Pour gagner du temps, il décide de gravir les deux étages
à pied. Voilà maintenant plus de deux heures qu'il passe d'un
bureau à l'autre, demandant aux fonctionnaires de lui expliquer
les démarches à suivre. Pour accélérer la procédure, il est
obligé de les soudoyer. A l'un il offrira une cigarette, à
l'autre un verre de thé et au planton il glissera un petit
billet. « Ces petits fonctionnaires jouent à un jeu
très dangereux. Ils sont capables de briser le destin des
gens. Les coulisses des tribunaux témoignent quotidiennement
d'agissements de la sorte, où les droits des citoyens se perdent
dans des labyrinthes de bureaux poussiéreux », lance
un vieil homme qui attend son tour depuis cinq heures. 

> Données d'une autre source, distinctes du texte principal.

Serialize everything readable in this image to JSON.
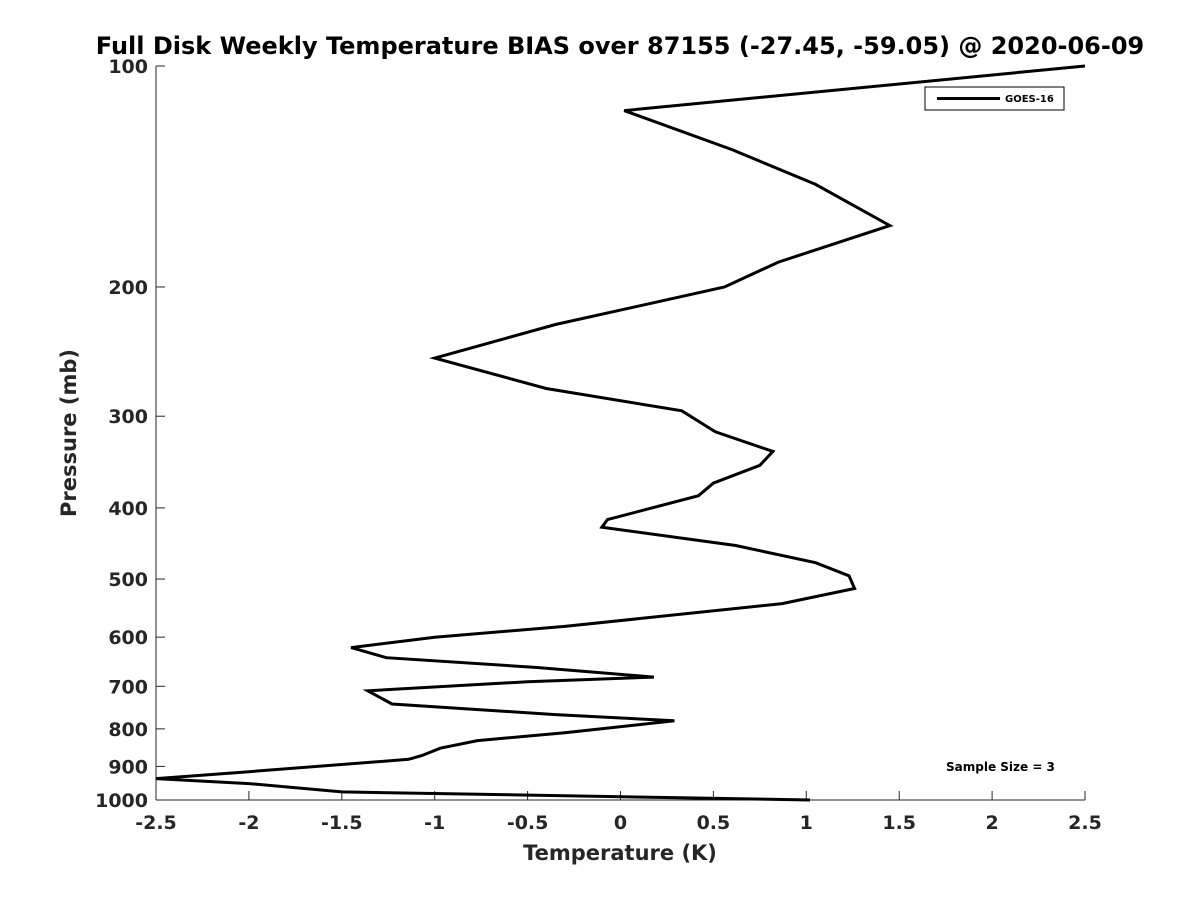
{
  "chart_data": {
    "type": "line",
    "title": "Full Disk Weekly Temperature BIAS over 87155 (-27.45, -59.05) @ 2020-06-09",
    "xlabel": "Temperature (K)",
    "ylabel": "Pressure (mb)",
    "xlim": [
      -2.5,
      2.5
    ],
    "ylim": [
      100,
      1000
    ],
    "yscale": "log",
    "yreversed": true,
    "x_ticks": [
      -2.5,
      -2,
      -1.5,
      -1,
      -0.5,
      0,
      0.5,
      1,
      1.5,
      2,
      2.5
    ],
    "x_tick_labels": [
      "-2.5",
      "-2",
      "-1.5",
      "-1",
      "-0.5",
      "0",
      "0.5",
      "1",
      "1.5",
      "2",
      "2.5"
    ],
    "y_ticks": [
      100,
      200,
      300,
      400,
      500,
      600,
      700,
      800,
      900,
      1000
    ],
    "y_tick_labels": [
      "100",
      "200",
      "300",
      "400",
      "500",
      "600",
      "700",
      "800",
      "900",
      "1000"
    ],
    "legend_position": "top-right",
    "grid": false,
    "annotation": "Sample Size = 3",
    "series": [
      {
        "name": "GOES-16",
        "color": "#000000",
        "temperature": [
          2.5,
          0.02,
          0.6,
          1.05,
          1.45,
          0.85,
          0.56,
          -0.35,
          -1.0,
          -0.4,
          0.33,
          0.51,
          0.82,
          0.75,
          0.5,
          0.42,
          -0.07,
          -0.1,
          0.62,
          1.05,
          1.23,
          1.26,
          0.87,
          -0.3,
          -1.0,
          -1.45,
          -1.26,
          -0.45,
          0.18,
          -0.5,
          -1.36,
          -1.23,
          -0.35,
          0.29,
          -0.3,
          -0.77,
          -0.97,
          -1.07,
          -1.14,
          -2.0,
          -2.5,
          -2.0,
          -1.5,
          1.02
        ],
        "pressure": [
          100,
          115,
          130,
          145,
          165,
          185,
          200,
          225,
          250,
          275,
          295,
          315,
          335,
          350,
          370,
          385,
          415,
          425,
          450,
          475,
          495,
          515,
          540,
          580,
          600,
          620,
          640,
          660,
          680,
          690,
          710,
          740,
          765,
          780,
          810,
          830,
          850,
          870,
          880,
          915,
          935,
          950,
          975,
          1000
        ]
      }
    ]
  }
}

Arrivé en retard au département des ressources
humaines de la télévision publique où il travaille, un tas
de demandes l'attendent sur son bureau. A bout de nerfs, suite
aux remarques déplaisantes de son chef, les réponses de Mahmoud
à ses interlocuteurs sont désagréables. Inconsciemment, il
réagit en fait de la même façon que les fonctionnaires du
ministère. Il reprend même leurs phrases : « Revenez
demain, votre dossier n'est pas complet, votre salaire ne
vous permet pas d'obtenir un crédit. Pas la peine de discuter,
je suis très occupé ». Pour se calmer, il poursuit
la lecture de son journal. Selon le psychiatre Alaa Morsi,
dans un quotidien aussi chaotique, impossible de s'arrêter
pour réfléchir et analyser les raisons de la colère. « Au
lieu de chercher à résoudre nos problèmes, nous nous défoulons
sur notre prochain. Un citoyen, dont les droits sont bafoués,
n'accordera pas ceux auxquels d'autres ont droit »,
explique Morsi. Une frustration qui est commune à de nombreux
Egyptiens et qui se répercute dans leur foyer.